Follow-up after surgical treatment for intermittent claudication (FASTIC): a study protocol for a multicentre randomised controlled clinical trial
Background Intermittent claudication (IC) is a classic symptom of peripheral arterial disease, and strongly associated with coronary heart disease and cerebrovascular disease. Treatment of IC and secondary prevention of vascular events include best medical treatment (BMT), changes in lifestyle, most importantly smoking cessation and increased physical exercise, and in appropriate cases surgery. A person-centred and health promotion approach might facilitate breaking barriers to lifestyle changes and increasing adherence to secondary prevention therapy. The FASTIC study aims to evaluate a nurse-led, person-centred, health-promoting follow-up programme compared with standard follow-up by a vascular surgeon after surgical treatment for IC. Methods The FASTIC-study is a multicentre randomised controlled clinical trial. Patients will be recruited from two hospitals in Stockholm, Sweden after surgical treatment of IC through open and/or endovascular revascularisation and will be randomly assigned into two groups. The intervention group is offered a nurse-led, person-centred, health-promoting programme, which includes two telephone calls and three visits to a vascular nurse the first year after surgical treatment.

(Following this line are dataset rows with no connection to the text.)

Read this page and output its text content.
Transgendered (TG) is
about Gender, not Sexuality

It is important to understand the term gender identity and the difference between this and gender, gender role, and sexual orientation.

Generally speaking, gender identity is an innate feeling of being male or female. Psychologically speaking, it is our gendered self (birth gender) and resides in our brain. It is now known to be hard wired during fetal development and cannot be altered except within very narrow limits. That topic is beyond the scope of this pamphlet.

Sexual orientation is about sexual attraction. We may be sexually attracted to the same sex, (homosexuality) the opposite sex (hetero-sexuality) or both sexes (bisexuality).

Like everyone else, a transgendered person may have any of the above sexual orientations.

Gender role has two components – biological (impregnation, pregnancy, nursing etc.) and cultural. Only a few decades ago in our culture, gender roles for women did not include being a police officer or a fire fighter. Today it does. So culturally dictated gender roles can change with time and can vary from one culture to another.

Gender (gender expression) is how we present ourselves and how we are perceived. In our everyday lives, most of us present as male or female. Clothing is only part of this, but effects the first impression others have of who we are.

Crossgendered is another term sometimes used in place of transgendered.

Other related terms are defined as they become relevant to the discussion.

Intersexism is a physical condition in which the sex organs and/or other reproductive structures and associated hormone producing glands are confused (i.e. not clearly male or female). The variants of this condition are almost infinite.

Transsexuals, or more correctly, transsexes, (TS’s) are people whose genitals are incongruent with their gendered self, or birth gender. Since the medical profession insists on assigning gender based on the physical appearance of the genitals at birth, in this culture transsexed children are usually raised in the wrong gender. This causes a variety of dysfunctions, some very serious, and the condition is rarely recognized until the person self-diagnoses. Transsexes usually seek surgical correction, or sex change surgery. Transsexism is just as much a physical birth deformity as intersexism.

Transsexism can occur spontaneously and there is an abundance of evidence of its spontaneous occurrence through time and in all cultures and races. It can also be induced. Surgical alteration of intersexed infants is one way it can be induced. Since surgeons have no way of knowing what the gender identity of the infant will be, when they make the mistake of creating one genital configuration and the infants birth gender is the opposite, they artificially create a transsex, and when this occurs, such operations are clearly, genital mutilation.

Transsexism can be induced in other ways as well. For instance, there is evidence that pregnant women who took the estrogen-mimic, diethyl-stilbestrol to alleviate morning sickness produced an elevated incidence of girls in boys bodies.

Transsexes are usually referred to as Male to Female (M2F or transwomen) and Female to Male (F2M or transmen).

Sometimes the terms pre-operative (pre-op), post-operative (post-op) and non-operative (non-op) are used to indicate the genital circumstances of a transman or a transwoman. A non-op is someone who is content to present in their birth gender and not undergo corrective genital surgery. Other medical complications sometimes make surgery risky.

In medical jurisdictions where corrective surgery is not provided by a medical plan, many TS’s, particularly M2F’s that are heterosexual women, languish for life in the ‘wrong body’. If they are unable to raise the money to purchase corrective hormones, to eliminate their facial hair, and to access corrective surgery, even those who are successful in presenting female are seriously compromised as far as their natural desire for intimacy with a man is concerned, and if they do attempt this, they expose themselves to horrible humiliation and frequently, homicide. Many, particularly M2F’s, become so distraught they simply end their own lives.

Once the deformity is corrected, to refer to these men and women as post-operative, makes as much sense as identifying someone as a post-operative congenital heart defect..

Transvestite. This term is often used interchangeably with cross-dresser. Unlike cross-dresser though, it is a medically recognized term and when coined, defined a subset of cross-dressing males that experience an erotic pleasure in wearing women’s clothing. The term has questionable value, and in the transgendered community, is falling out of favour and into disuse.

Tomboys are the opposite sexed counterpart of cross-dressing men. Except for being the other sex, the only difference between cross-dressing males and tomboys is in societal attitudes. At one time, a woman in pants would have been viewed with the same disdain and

The control group is offered standard care, which consists of a visit to a vascular surgeon 4–8 weeks after surgery and a visit to the outpatient clinic 1 year after surgical treatment. The primary outcome is adherence to BMT 1 year after surgical treatment and will be measured using The Swedish Prescribed Drug Registry. Clinical assessments, biomarkers, and questionnaires will be used to evaluate several secondary outcomes, such as predicted 10-year risk of cardiovascular and cerebrovascular events, health-related quality of life, and patients’ perceptions of care quality. Discussion The FASTIC study will provide important information about interventions aimed at improving adherence to medication, which is an unexplored field among patients with IC. The study will also contribute to knowledge on how to implement person-centred care in a clinical context. Trial registration ClinicalTrials.gov NCT03283358 , registration date 06/13/2016.